While he and other scientists may not agree on just how extraordinary 2023 was — or what was behind its exceptional warmth — they all acknowledged the clear signs of a planet being pushed to its limits.
“I think it’s unfortunate that so much has been made of the El Niño-spiked 2023 global temperatures, where in my view there is nothing surprising, or inconsistent with model predictions, there,” said Mann. “There are much better, scientifically-sound reasons to be concerned about the unfolding climate crisis — particularly the onslaught of devastating weather extremes, heat waves, wildfires, floods, drought, which by some measures are indeed exceeding model predictions.”
Last year was marked by extreme weather events, with more billion-dollar disasters in the United States than any other year, according to NOAA. Among them were the Lahaina wildfire in Hawaii in August; Hurricane Idalia in Florida that same month; and severe flooding in New York in September.
Already this year, January and February have continued the global hot streak, marking nine consecutive months of a record-breaking temperatures.
In his Nature article, Schmidt said the inexplicable elements of the recent warming have revealed an “unprecedented knowledge gap” in today’s climate monitoring, which drives home the need for more nimble data collection that can keep up with the pace of change.

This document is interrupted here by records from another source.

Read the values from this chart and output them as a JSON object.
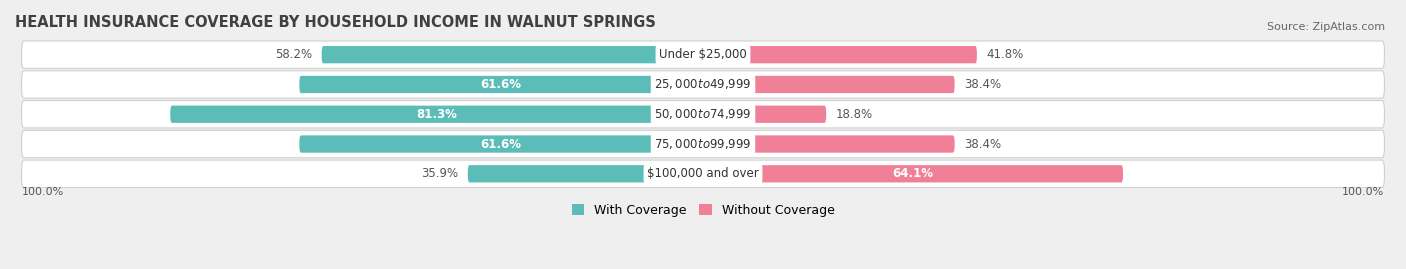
{
  "title": "HEALTH INSURANCE COVERAGE BY HOUSEHOLD INCOME IN WALNUT SPRINGS",
  "source": "Source: ZipAtlas.com",
  "categories": [
    "Under $25,000",
    "$25,000 to $49,999",
    "$50,000 to $74,999",
    "$75,000 to $99,999",
    "$100,000 and over"
  ],
  "with_coverage": [
    58.2,
    61.6,
    81.3,
    61.6,
    35.9
  ],
  "without_coverage": [
    41.8,
    38.4,
    18.8,
    38.4,
    64.1
  ],
  "color_with": "#5bbcb8",
  "color_without": "#f08098",
  "bar_height": 0.58,
  "background_color": "#efefef",
  "row_bg_light": "#f8f8f8",
  "row_bg_dark": "#e8e8e8",
  "title_fontsize": 10.5,
  "label_fontsize": 8.5,
  "pct_fontsize": 8.5,
  "legend_fontsize": 9,
  "source_fontsize": 8,
  "axis_label_fontsize": 8
}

He noted it may take researchers months or even years to unpack all the factors that could have played a part in the sizzling conditions.
“We need answers for why 2023 turned out to be the warmest year in possibly the past 100,000 years,” he wrote. “And we need them quickly.”
Though El Niño is expected to wane this summer, there is still a 45% chance that this year will be warmer than 2023, according to NOAA.
It is a near certainty however that 2024 will rank among the five hottest years on record — so far.